Washington Post's paywalled article, covered by Cnet, reports that the spyware used in the attacks came from NSO Group, a large surveillance firm based in Israel, which typically grants the use license of the spyware to government agencies for the purpose of tracking criminals and terrorists. 

However, this condition was grossly violated by multiple governments in many countries, where it was illegally used to keep tabs on over 37 innocent civilians. 

The grisly part of the investigation showed that two of those thirty-seven infiltrated devices belonged to two women who were close to Jamal Khashoggi: a Saudi journalist who was brutally murdered in the Saudi embassy in Turkey, and his body dismembered, for falling out of favor with the Saudi royal family.

One of them was his wife, who was hacked and watched through her phone in the months leading up to Jamal's murder.

The Pegasus Project


The entire investigation was called the Pegasus Project, and spanned multiple countries and thousands of phones in its search of NSO's victims. In fact, Pegasus Project investigators successfully identified over a thousand phones across more than 50 countries in order to narrow down the 37 prime targets.


Not all 37 phones had been successfully penetrated, it seems. While twenty-three had been successfully infected with the NSO spyware, the other 14 devices showed attempts at being hacked which were, however, apparently unsuccessful. 

The entire list of suspected NSO targets, Cnet reports, was composed of 67 people, and among those were both prime ministers and heads of state. 
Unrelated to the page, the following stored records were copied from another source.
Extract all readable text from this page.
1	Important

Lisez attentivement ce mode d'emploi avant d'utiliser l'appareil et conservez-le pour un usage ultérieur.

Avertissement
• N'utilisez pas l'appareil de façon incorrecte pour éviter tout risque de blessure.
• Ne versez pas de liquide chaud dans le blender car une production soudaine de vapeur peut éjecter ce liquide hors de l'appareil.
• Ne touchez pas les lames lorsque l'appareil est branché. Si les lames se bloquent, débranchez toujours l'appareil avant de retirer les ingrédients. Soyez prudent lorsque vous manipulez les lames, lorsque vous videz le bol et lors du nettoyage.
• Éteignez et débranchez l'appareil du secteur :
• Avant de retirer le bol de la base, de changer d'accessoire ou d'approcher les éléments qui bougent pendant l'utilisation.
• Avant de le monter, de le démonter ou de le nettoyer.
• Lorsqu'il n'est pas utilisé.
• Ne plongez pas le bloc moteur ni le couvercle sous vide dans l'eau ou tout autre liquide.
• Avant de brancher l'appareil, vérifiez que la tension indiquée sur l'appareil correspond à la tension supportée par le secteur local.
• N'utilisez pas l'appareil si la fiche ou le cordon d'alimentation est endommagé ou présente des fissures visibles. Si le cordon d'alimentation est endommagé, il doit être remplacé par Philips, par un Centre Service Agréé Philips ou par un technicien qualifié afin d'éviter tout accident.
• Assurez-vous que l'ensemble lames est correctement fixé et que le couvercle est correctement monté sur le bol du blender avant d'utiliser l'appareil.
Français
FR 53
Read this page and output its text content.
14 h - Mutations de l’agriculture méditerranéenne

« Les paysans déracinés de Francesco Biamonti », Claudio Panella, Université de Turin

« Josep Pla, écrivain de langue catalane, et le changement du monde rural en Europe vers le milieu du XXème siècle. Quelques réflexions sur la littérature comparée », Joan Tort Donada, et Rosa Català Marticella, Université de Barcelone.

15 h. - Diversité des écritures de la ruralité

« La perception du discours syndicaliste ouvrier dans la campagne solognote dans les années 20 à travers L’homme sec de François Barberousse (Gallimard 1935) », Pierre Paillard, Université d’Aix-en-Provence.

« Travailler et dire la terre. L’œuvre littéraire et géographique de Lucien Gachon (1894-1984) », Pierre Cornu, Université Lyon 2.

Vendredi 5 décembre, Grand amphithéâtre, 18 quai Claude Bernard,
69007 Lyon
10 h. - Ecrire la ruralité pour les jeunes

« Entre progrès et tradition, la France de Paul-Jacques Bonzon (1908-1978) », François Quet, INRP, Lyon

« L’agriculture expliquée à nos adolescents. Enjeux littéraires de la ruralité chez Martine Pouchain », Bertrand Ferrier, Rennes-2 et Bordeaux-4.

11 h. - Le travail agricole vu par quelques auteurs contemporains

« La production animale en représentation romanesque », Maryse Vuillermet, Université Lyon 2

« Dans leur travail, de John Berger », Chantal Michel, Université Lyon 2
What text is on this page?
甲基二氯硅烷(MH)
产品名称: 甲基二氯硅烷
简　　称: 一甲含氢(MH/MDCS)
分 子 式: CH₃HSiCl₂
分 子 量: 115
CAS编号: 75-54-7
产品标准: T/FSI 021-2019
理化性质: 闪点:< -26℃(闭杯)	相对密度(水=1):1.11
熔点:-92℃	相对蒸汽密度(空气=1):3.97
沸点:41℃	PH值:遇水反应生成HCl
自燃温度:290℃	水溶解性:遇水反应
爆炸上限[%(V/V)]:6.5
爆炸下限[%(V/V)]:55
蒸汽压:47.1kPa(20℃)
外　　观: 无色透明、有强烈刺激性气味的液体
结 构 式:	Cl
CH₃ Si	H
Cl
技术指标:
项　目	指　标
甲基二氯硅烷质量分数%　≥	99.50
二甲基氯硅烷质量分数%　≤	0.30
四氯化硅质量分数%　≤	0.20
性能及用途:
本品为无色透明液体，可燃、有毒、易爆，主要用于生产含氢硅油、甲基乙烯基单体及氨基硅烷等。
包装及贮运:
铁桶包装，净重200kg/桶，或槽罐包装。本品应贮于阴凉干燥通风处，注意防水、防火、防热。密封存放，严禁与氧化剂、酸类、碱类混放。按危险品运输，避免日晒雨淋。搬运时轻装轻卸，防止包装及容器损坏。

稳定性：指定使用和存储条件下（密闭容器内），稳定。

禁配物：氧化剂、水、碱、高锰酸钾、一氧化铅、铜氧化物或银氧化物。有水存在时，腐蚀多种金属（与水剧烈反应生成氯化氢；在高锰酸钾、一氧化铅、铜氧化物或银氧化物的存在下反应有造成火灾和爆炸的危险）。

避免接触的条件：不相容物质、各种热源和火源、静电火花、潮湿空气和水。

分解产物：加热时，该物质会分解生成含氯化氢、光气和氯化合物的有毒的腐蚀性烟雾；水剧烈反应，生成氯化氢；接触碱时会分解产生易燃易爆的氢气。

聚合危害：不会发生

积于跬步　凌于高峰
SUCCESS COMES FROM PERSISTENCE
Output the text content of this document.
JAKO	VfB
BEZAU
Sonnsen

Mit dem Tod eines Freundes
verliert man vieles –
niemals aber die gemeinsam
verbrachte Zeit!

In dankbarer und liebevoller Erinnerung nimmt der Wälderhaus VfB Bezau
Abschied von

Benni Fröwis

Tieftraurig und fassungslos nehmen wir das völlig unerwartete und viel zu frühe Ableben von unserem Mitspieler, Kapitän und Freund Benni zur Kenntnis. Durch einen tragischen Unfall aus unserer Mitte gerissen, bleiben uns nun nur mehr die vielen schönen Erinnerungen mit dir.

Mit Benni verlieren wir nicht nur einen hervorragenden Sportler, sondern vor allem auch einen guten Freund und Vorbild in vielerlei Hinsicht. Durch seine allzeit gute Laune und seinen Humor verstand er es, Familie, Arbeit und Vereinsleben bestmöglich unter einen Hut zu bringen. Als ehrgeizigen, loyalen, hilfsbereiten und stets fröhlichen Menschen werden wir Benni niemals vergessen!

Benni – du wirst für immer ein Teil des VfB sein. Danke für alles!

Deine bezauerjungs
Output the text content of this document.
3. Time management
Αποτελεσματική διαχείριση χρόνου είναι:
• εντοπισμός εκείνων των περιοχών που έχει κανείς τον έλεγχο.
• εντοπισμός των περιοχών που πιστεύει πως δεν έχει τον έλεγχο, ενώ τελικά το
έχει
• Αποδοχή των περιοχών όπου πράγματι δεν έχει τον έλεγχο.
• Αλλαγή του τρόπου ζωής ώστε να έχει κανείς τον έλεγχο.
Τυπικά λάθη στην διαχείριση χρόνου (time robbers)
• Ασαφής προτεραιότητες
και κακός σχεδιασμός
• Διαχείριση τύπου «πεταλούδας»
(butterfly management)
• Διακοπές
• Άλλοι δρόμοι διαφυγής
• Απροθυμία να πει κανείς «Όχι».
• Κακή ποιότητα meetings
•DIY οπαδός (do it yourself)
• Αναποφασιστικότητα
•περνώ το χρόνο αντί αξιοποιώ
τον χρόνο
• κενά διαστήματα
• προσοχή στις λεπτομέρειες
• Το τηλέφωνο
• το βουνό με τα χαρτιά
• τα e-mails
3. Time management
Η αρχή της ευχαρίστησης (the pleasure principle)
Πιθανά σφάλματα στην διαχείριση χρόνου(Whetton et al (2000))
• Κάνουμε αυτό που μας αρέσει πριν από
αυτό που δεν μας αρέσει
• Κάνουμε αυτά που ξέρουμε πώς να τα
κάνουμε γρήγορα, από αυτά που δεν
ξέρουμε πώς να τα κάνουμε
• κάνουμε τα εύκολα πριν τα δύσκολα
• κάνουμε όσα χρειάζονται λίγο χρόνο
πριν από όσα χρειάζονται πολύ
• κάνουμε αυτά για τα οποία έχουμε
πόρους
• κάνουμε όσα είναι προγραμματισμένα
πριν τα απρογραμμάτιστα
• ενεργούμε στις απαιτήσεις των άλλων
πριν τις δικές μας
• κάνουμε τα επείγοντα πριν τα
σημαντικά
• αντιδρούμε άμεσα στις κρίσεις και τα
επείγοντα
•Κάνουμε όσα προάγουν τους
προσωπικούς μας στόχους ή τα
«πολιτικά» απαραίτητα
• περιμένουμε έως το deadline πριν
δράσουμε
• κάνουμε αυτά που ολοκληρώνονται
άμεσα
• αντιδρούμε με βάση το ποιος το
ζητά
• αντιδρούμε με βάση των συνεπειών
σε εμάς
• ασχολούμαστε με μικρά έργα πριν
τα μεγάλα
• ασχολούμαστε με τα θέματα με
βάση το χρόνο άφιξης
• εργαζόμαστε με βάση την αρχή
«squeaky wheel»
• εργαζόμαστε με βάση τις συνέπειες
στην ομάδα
NSO firmly denied any involvement


When NSO Group heard of the report on its doings, the firm tried to blatantly shut down the accusations. A statement was issued, claiming that:

"The report by Forbidden Stories is full of wrong assumptions and uncorroborated theories that raise serious doubts about the reliability and interests of the sources. It seems like the 'unidentified sources' have supplied information that has no factual basis and are far from reality."

These words mostly fall on deaf ears, however, as NSO Group's reputation precedes its defenses. The surveillance firm has already previously come to the spotlight for hacking Jeff Bezos, Amazon ex-CEO, and has also been sued for its implication in Khashoggi's murder—alongside a plethora of previous lawsuits by journalists and activists over having their phones hacked by them.